Der Kläger will dem entgegenhalten, er leite seinen Anspruch aus einer
strafbaren Handlung her, weshalb nach Art. 60 Abs. 2 OR die Verjährungsfrist
für den Zivilanspruch sich nach den Vorschriften über die strafrechtliche
Verjährungsdauer bemesse. Auch dieser Einwand ist jedoch mit der Vorinstanz
abzulehnen. Die Beklagte ist vom Strafrichter freigesprochen worden. Daran ist
der Zivilrichter mit Bezug auf die Frage der Dauer der Verjährungsfrist
gebunden.

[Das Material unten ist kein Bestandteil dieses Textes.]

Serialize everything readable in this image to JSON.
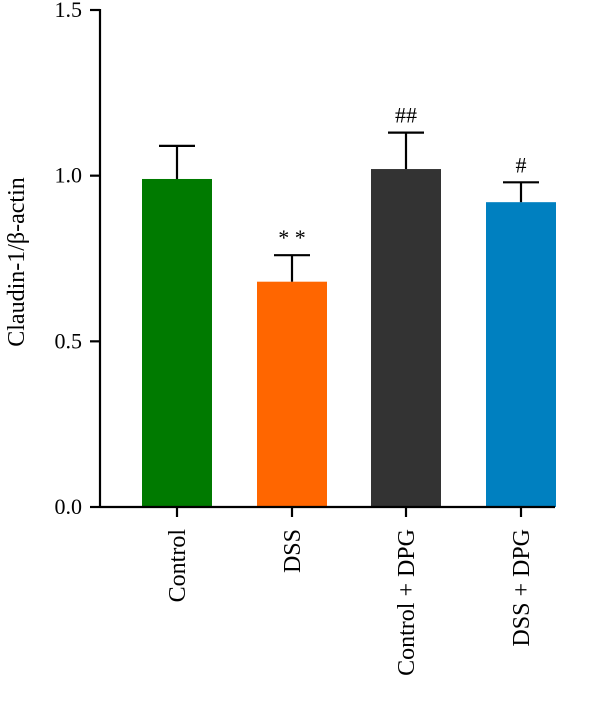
{
  "chart_data": {
    "type": "bar",
    "categories": [
      "Control",
      "DSS",
      "Control + DPG",
      "DSS + DPG"
    ],
    "values": [
      0.99,
      0.68,
      1.02,
      0.92
    ],
    "errors": [
      0.1,
      0.08,
      0.11,
      0.06
    ],
    "colors": [
      "#007a00",
      "#ff6600",
      "#333333",
      "#0080c0"
    ],
    "annotations": [
      "",
      "**",
      "##",
      "#"
    ],
    "title": "",
    "xlabel": "",
    "ylabel": "Claudin-1/β-actin",
    "ylim": [
      0,
      1.5
    ],
    "yticks": [
      0.0,
      0.5,
      1.0,
      1.5
    ],
    "ytick_labels": [
      "0.0",
      "0.5",
      "1.0",
      "1.5"
    ],
    "grid": false,
    "legend": "none"
  }
}
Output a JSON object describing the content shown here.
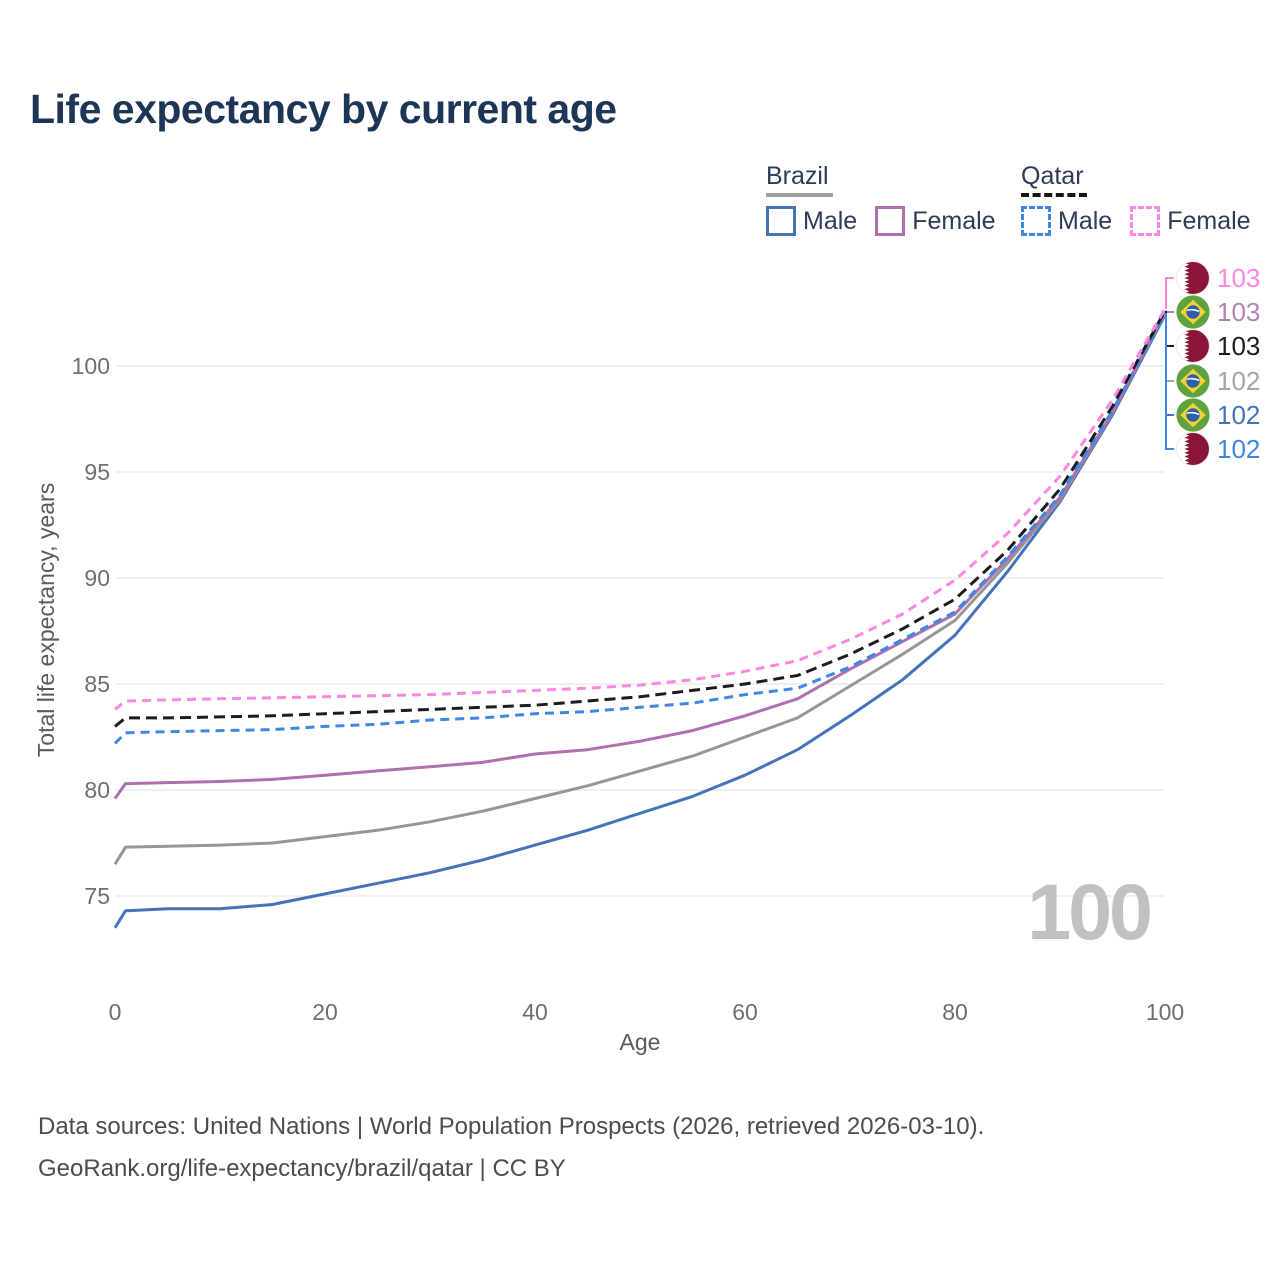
{
  "title": "Life expectancy by current age",
  "legend": {
    "groups": [
      {
        "name": "Brazil",
        "line_style": "solid",
        "underline_color": "#a0a0a0",
        "items": [
          {
            "label": "Male",
            "color": "#4673b8",
            "dashed": false
          },
          {
            "label": "Female",
            "color": "#b06fb0",
            "dashed": false
          }
        ]
      },
      {
        "name": "Qatar",
        "line_style": "dashed",
        "underline_color": "#151515",
        "items": [
          {
            "label": "Male",
            "color": "#3f87e6",
            "dashed": true
          },
          {
            "label": "Female",
            "color": "#ff85e2",
            "dashed": true
          }
        ]
      }
    ]
  },
  "chart_data": {
    "type": "line",
    "title": "Life expectancy by current age",
    "xlabel": "Age",
    "ylabel": "Total life expectancy, years",
    "xticks": [
      0,
      20,
      40,
      60,
      80,
      100
    ],
    "yticks": [
      75,
      80,
      85,
      90,
      95,
      100
    ],
    "xlim": [
      0,
      100
    ],
    "ylim": [
      73,
      103.5
    ],
    "grid": "horizontal",
    "legend_position": "top-right",
    "x": [
      0,
      1,
      5,
      10,
      15,
      20,
      25,
      30,
      35,
      40,
      45,
      50,
      55,
      60,
      65,
      70,
      75,
      80,
      85,
      90,
      95,
      100
    ],
    "series": [
      {
        "name": "Brazil Male",
        "country": "Brazil",
        "sex": "Male",
        "color": "#4673b8",
        "dashed": false,
        "values": [
          73.5,
          74.3,
          74.4,
          74.4,
          74.6,
          75.1,
          75.6,
          76.1,
          76.7,
          77.4,
          78.1,
          78.9,
          79.7,
          80.7,
          81.9,
          83.5,
          85.2,
          87.3,
          90.3,
          93.6,
          97.7,
          102.4
        ]
      },
      {
        "name": "Brazil Both sexes",
        "country": "Brazil",
        "sex": "Both",
        "color": "#969696",
        "dashed": false,
        "values": [
          76.5,
          77.3,
          77.35,
          77.4,
          77.5,
          77.8,
          78.1,
          78.5,
          79.0,
          79.6,
          80.2,
          80.9,
          81.6,
          82.5,
          83.4,
          84.9,
          86.4,
          88.0,
          90.7,
          93.7,
          97.8,
          102.5
        ]
      },
      {
        "name": "Brazil Female",
        "country": "Brazil",
        "sex": "Female",
        "color": "#b06fb0",
        "dashed": false,
        "values": [
          79.6,
          80.3,
          80.35,
          80.4,
          80.5,
          80.7,
          80.9,
          81.1,
          81.3,
          81.7,
          81.9,
          82.3,
          82.8,
          83.5,
          84.3,
          85.7,
          87.0,
          88.3,
          90.9,
          93.8,
          97.8,
          102.6
        ]
      },
      {
        "name": "Qatar Male",
        "country": "Qatar",
        "sex": "Male",
        "color": "#3f87e6",
        "dashed": true,
        "values": [
          82.2,
          82.7,
          82.75,
          82.8,
          82.85,
          83.0,
          83.1,
          83.3,
          83.4,
          83.6,
          83.7,
          83.9,
          84.1,
          84.5,
          84.8,
          85.8,
          87.1,
          88.4,
          91.0,
          93.9,
          97.9,
          102.5
        ]
      },
      {
        "name": "Qatar Both sexes",
        "country": "Qatar",
        "sex": "Both",
        "color": "#1c1c1c",
        "dashed": true,
        "values": [
          83.0,
          83.4,
          83.4,
          83.45,
          83.5,
          83.6,
          83.7,
          83.8,
          83.9,
          84.0,
          84.2,
          84.4,
          84.7,
          85.0,
          85.4,
          86.4,
          87.6,
          89.0,
          91.3,
          94.2,
          98.1,
          102.6
        ]
      },
      {
        "name": "Qatar Female",
        "country": "Qatar",
        "sex": "Female",
        "color": "#ff85e2",
        "dashed": true,
        "values": [
          83.8,
          84.2,
          84.25,
          84.3,
          84.35,
          84.4,
          84.45,
          84.5,
          84.6,
          84.7,
          84.8,
          84.95,
          85.2,
          85.6,
          86.1,
          87.1,
          88.3,
          89.9,
          92.1,
          94.8,
          98.4,
          102.7
        ]
      }
    ],
    "end_labels": [
      {
        "value": "103",
        "flag": "qatar",
        "series": "Qatar Female",
        "color": "#ff85e2"
      },
      {
        "value": "103",
        "flag": "brazil",
        "series": "Brazil Female",
        "color": "#b283b5"
      },
      {
        "value": "103",
        "flag": "qatar",
        "series": "Qatar Both sexes",
        "color": "#1c1c1c"
      },
      {
        "value": "102",
        "flag": "brazil",
        "series": "Brazil Both sexes",
        "color": "#a6a6a6"
      },
      {
        "value": "102",
        "flag": "brazil",
        "series": "Brazil Male",
        "color": "#4673b8"
      },
      {
        "value": "102",
        "flag": "qatar",
        "series": "Qatar Male",
        "color": "#3f87e6"
      }
    ],
    "watermark": "100"
  },
  "footer": {
    "line1": "Data sources: United Nations | World Population Prospects (2026, retrieved 2026-03-10).",
    "line2": "GeoRank.org/life-expectancy/brazil/qatar | CC BY"
  },
  "colors": {
    "title": "#1d3557",
    "grid": "#ececec",
    "tick_text": "#6e6e6e",
    "axis_title": "#5a5a5a",
    "watermark": "#c1c1c1",
    "qatar_flag_maroon": "#8a1538",
    "brazil_flag_green": "#5ea13e",
    "brazil_flag_yellow": "#f6d330",
    "brazil_flag_blue": "#2d5faa"
  }
}
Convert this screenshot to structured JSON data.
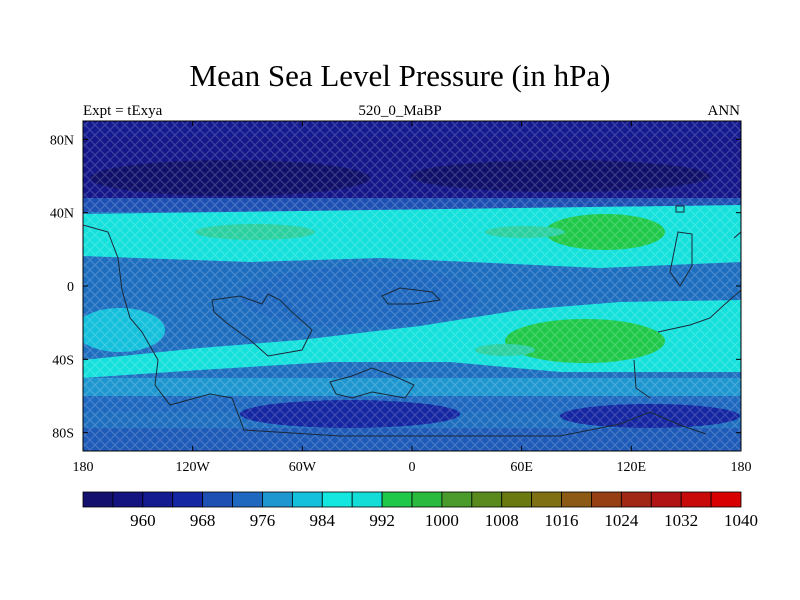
{
  "title": "Mean Sea Level Pressure (in hPa)",
  "subtitle_left": "Expt = tExya",
  "subtitle_center": "520_0_MaBP",
  "subtitle_right": "ANN",
  "map": {
    "type": "filled-contour-map",
    "projection": "cylindrical-equidistant",
    "lon_range": [
      -180,
      180
    ],
    "lat_range": [
      -90,
      90
    ],
    "lon_tick_labels": [
      "180",
      "120W",
      "60W",
      "0",
      "60E",
      "120E",
      "180"
    ],
    "lat_tick_labels": [
      "80N",
      "40N",
      "0",
      "40S",
      "80S"
    ],
    "coastlines": true,
    "pattern": "crosshatch"
  },
  "colorbar": {
    "levels": [
      "960",
      "968",
      "976",
      "984",
      "992",
      "1000",
      "1008",
      "1016",
      "1024",
      "1032",
      "1040"
    ],
    "colors": [
      "#14106e",
      "#141480",
      "#141a90",
      "#1426a2",
      "#1e50b4",
      "#1e68c0",
      "#1e96d0",
      "#14c0dc",
      "#14e6e0",
      "#14dcd6",
      "#20c84a",
      "#2aba3e",
      "#4a9a2c",
      "#5a8a1e",
      "#6a7a10",
      "#807014",
      "#8c5a14",
      "#963e14",
      "#a02814",
      "#b01414",
      "#c80a0a",
      "#d80000"
    ]
  },
  "colors": {
    "ocean_main": "#1e6ec0",
    "high_lat": "#14168a",
    "cyan": "#16e4dc",
    "green": "#20c84a"
  }
}
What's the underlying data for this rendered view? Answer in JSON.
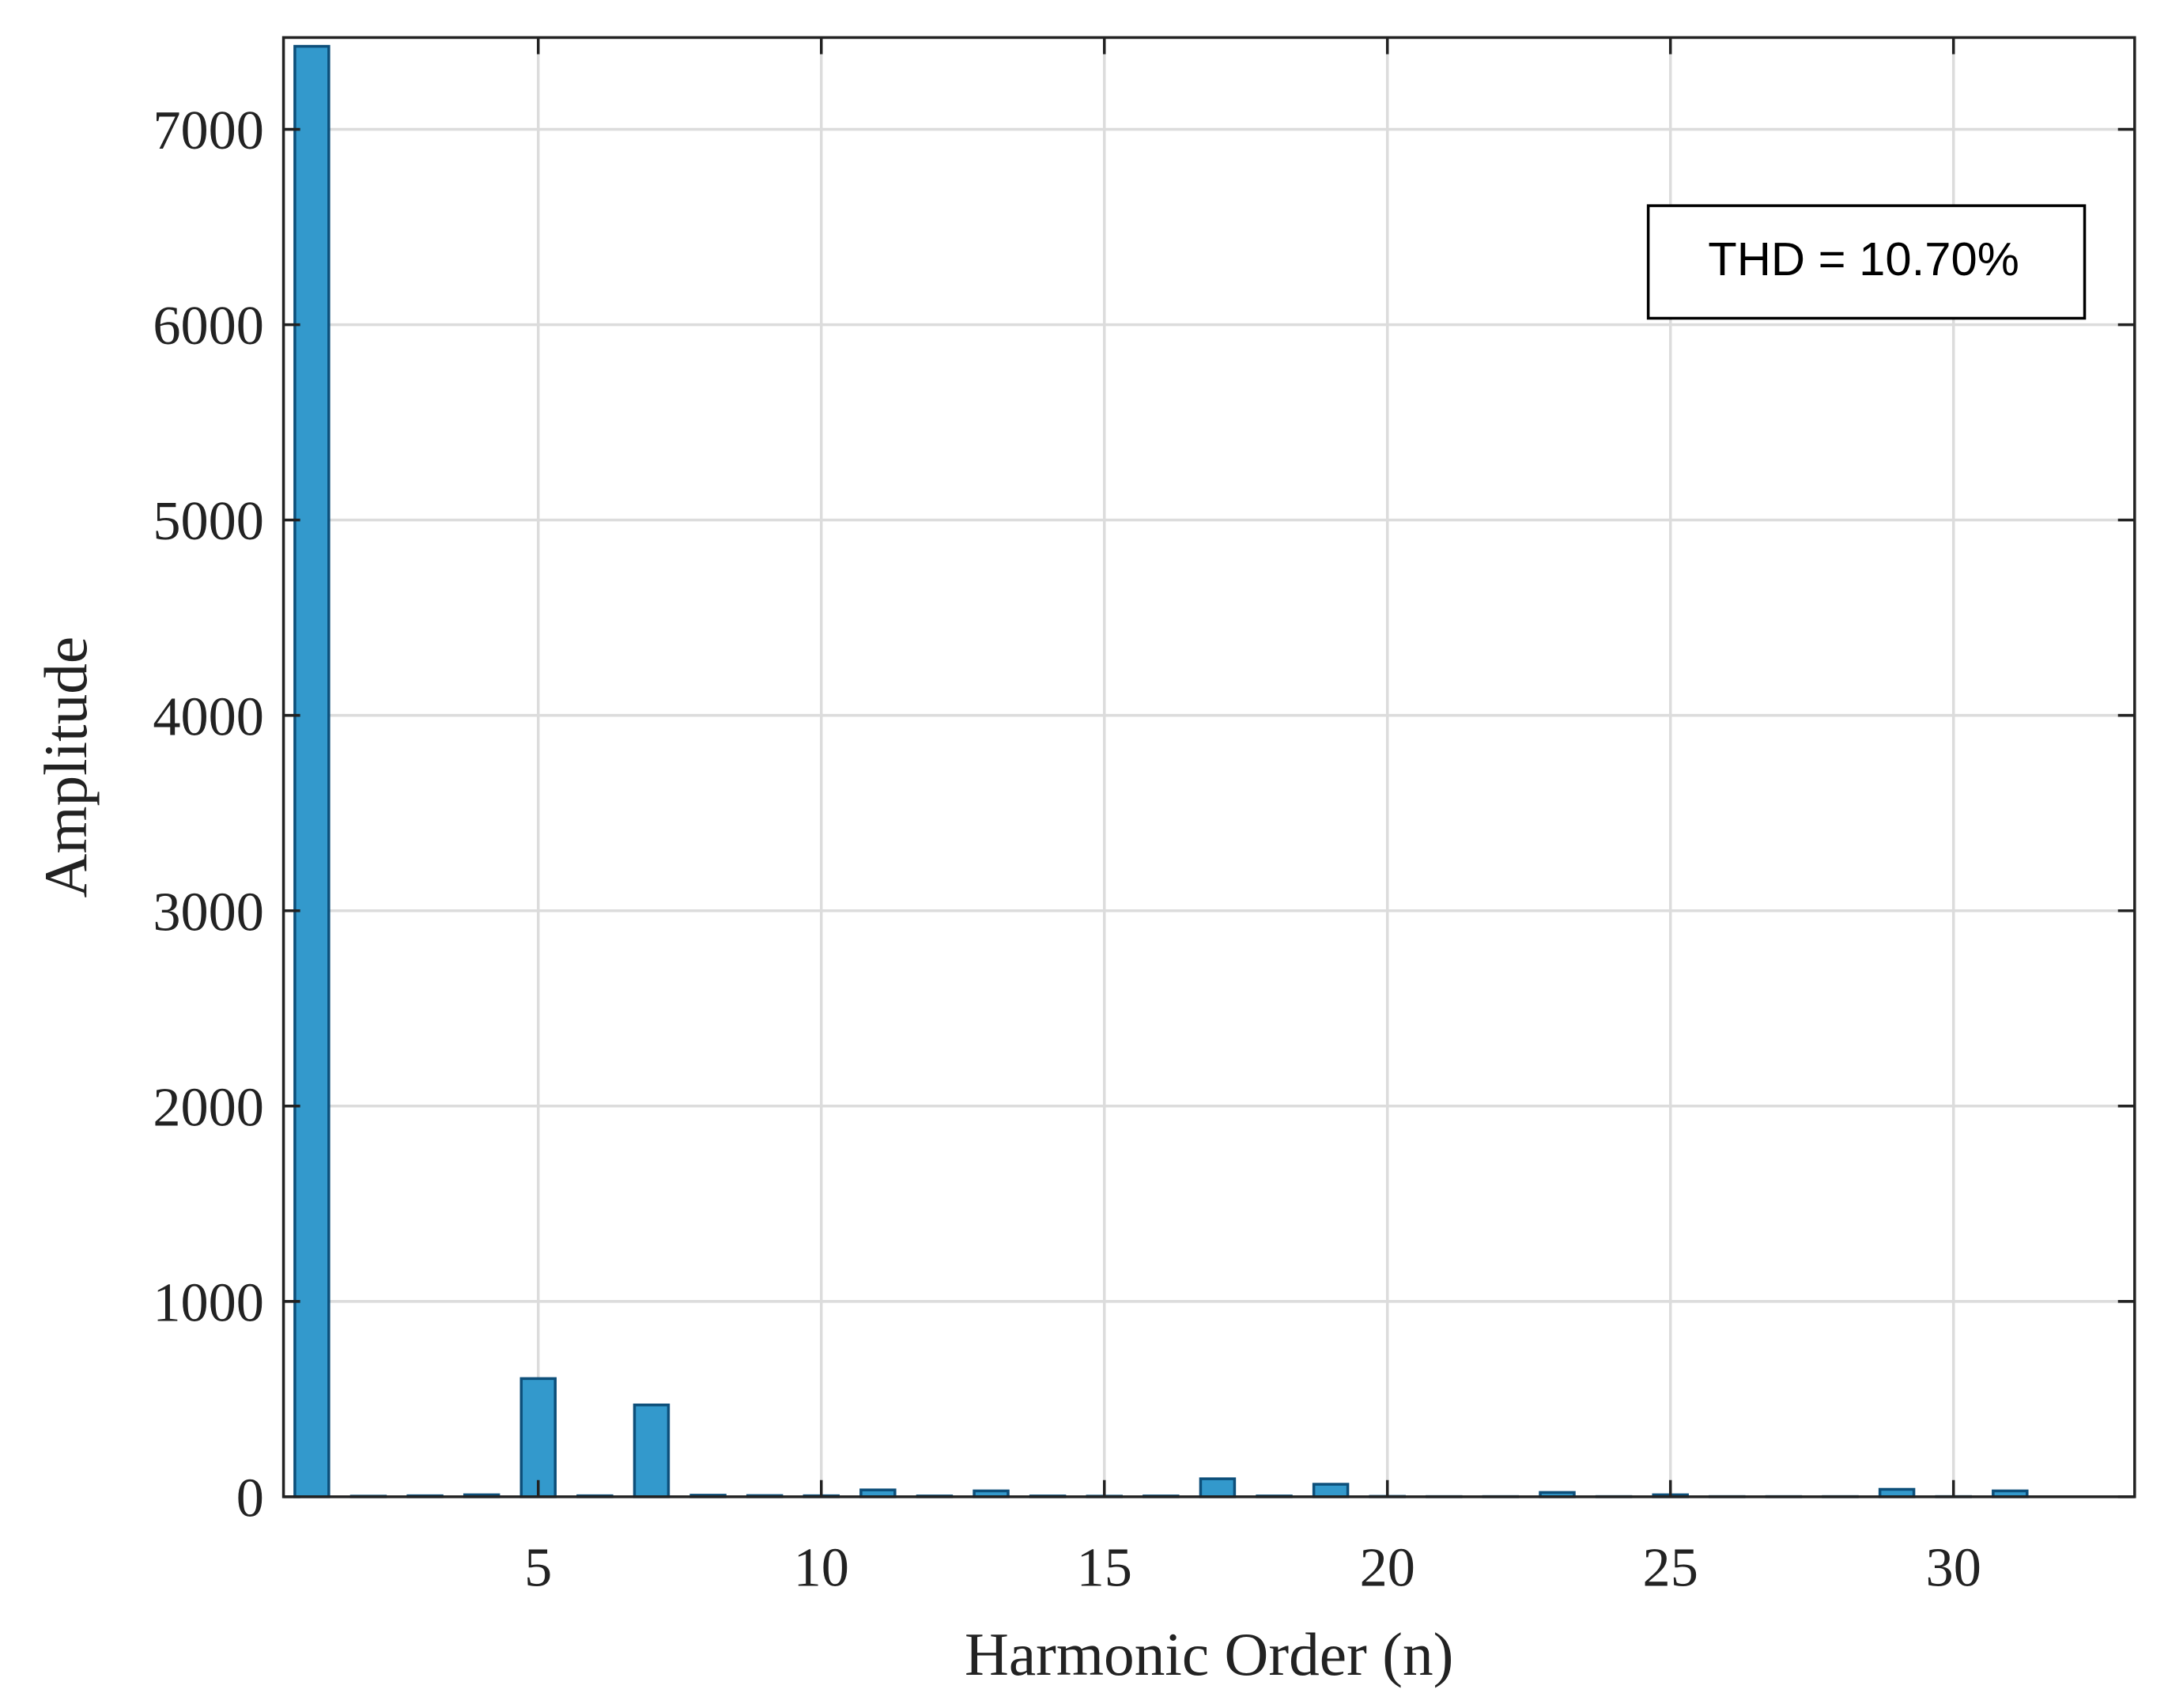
{
  "chart_data": {
    "type": "bar",
    "xlabel": "Harmonic Order (n)",
    "ylabel": "Amplitude",
    "annotation": "THD = 10.70%",
    "x": [
      1,
      2,
      3,
      4,
      5,
      6,
      7,
      8,
      9,
      10,
      11,
      12,
      13,
      14,
      15,
      16,
      17,
      18,
      19,
      20,
      21,
      22,
      23,
      24,
      25,
      26,
      27,
      28,
      29,
      30,
      31
    ],
    "values": [
      7425,
      3,
      5,
      10,
      605,
      5,
      470,
      8,
      6,
      5,
      35,
      4,
      30,
      4,
      3,
      4,
      92,
      4,
      64,
      2,
      1,
      1,
      22,
      1,
      10,
      1,
      1,
      1,
      38,
      1,
      30
    ],
    "color": "#3399cc",
    "edge_color": "#0d4f7a",
    "xlim": [
      0.5,
      33.2
    ],
    "ylim": [
      0,
      7470
    ],
    "xticks": [
      5,
      10,
      15,
      20,
      25,
      30
    ],
    "yticks": [
      0,
      1000,
      2000,
      3000,
      4000,
      5000,
      6000,
      7000
    ],
    "grid": true
  }
}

Denn die Strafbarkeit der Handlung ist Voraussetzung für die längere
Dauer der Verjährung; es handelt sich um einen Fall wahrer Präjudizialität des
im Strafprozess ergangenen Urteils. Wenn die Strafbehörden rechtskräftig
festgestellt haben, dass dem Staate aus der in Frage stehenden Handlung kein
Strafanspruch erwachsen sei, kann der Zivilrichter, der gar nicht befugt ist,
über den Strafanspruch des Staates zu entscheiden, die Strafbarkeit nicht
hinterher nochmals prüfen (BGE 45 II 329; 62 II 149). Die Verjährungsfrist für
den Schadenersatzanspruch beschränkte sich also auf ein Jahr; dieses war am 1.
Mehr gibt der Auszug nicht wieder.